There has been a fair bit of momentum built up on expectations from the government on the policy front. However, it is difficult to gauge how far or how long such moves could last. We could see a further upside from current levels if the government makes some announcements. Yet, realistically, we shouldn't expect many policy announcements in this "short" window of opportunity.
We are very surprised by the foreign institutional investor (FII) flows, though, there remains a question mark on the quality of FIIs coming in. Most of the well known FIIs are not very bullish on India. They are ‘equal’ or ‘underweight’ on India in their emerging market allocation. On the other hand, giving the benefit of doubt, FIIs could look to increase emerging market weight amidst sustained concern on a global slowdown, as these markets offer growth, even if it is lower than last year's.
However, earnings are slowing down with consensus growth estimates in single-digit for financial year 2013. It will also not be a uniform single-digit for all four quarters. The initial quarters may see negative to marginal growth, with a pick-up likely in the latter part of the fiscal. The worst quarter, we believe, will be September because this time Diwali is deferred by one month. So, a lot of sales will get postponed to the third quarter rather than the second quarter and the high base effect of last year may make the September quarter numbers skewed.
We face twin challenges as an economy. First, our growth rates are slowing down and the investment cycle has more or less broken down. Secondly, domestic consumption has led to inflation sustaining at over six per cent, which has led to RBI keeping interest rates high. Thus, the government needs to contain consumption and boost investments. Fiscal consolidation is imperative from the government to move the needle on the inflation front, to nudge RBI to start cutting interest rates. On the other hand, to kick-start the investment cycle, it would be critical to bring clarity on policy measures, especially for sectors like power, telecom and mining. This would make investors feel comfortable that after having invested/or committing significant capital, policies are stable enough for them to earn reasonable returns.
We hope the economy improves in the second half of FY13. This has led us to increase the beta of our portfolios, albeit in a gradual manner. Last year, we were at a beta of less than 0.70, now we are at 0.84. However, our tilt is still in favour of domestic consumption plays. Though the infra/investment theme holds potential, the environment isn’t yet conducive.
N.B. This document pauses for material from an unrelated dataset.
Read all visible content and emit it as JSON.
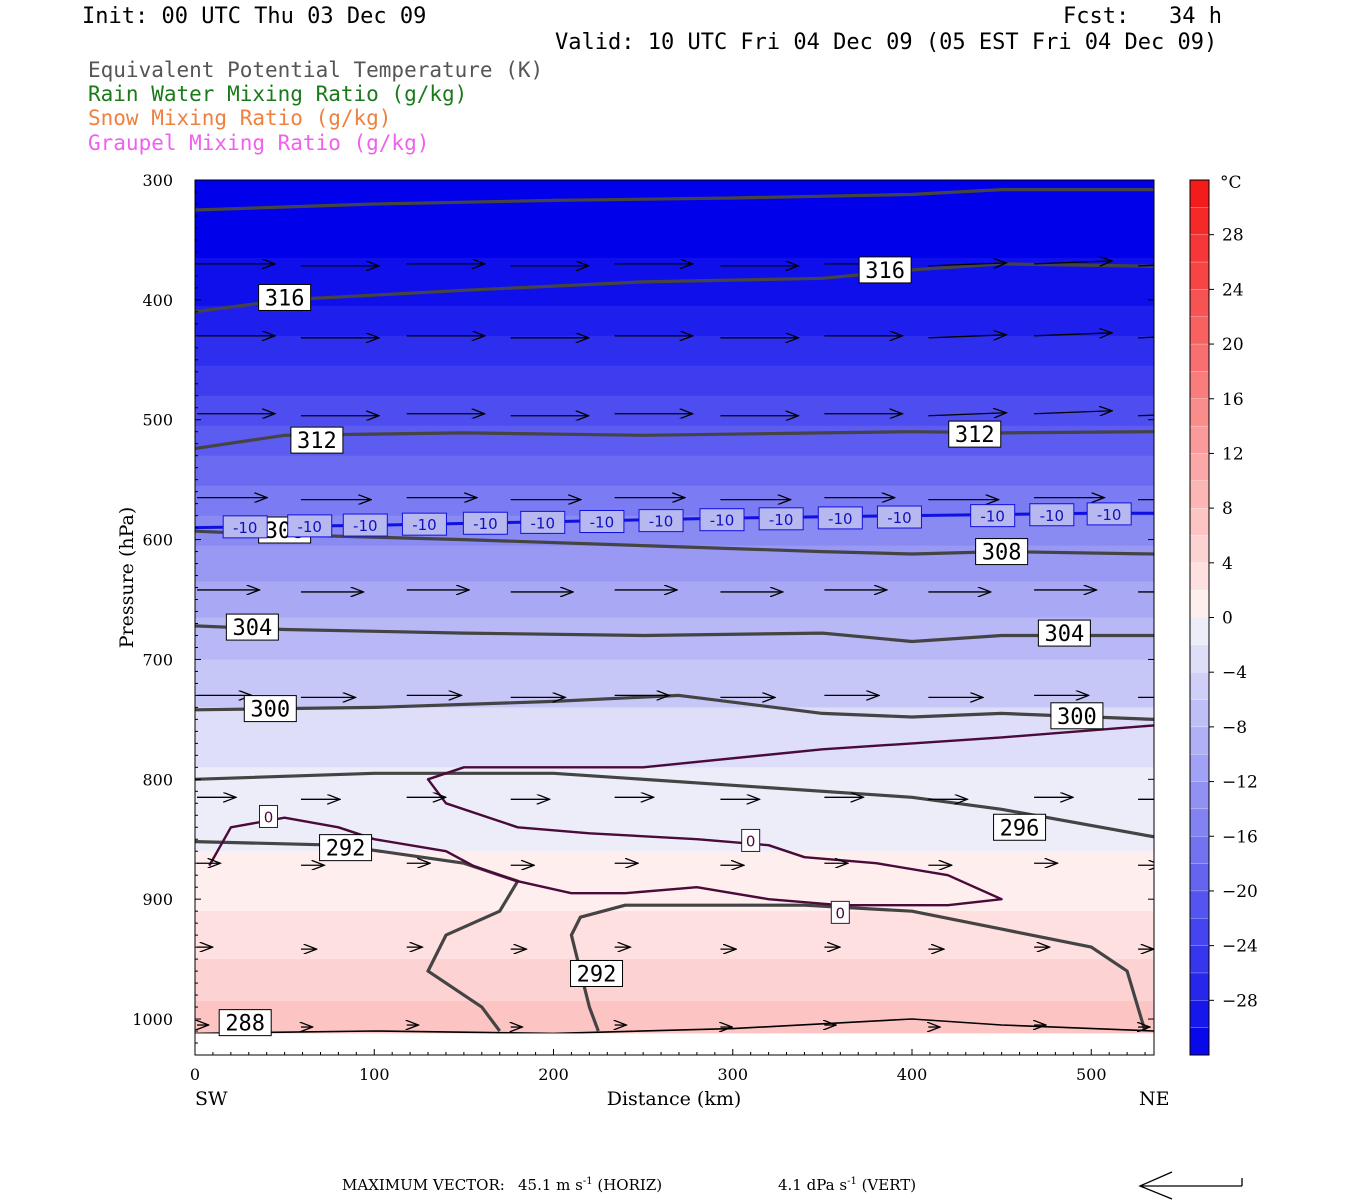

Staying away from smaller companies (in the infra space) would also be a good thing for now. For investors, the current scenario where fixed income offers high single digit returns, the relevance of investing in equity may be low or negligible. However, in the past, investing in equities at current valuations has generated returns exceeding fixed income, if the investor was willing to remain invested for a period exceeding 30 months.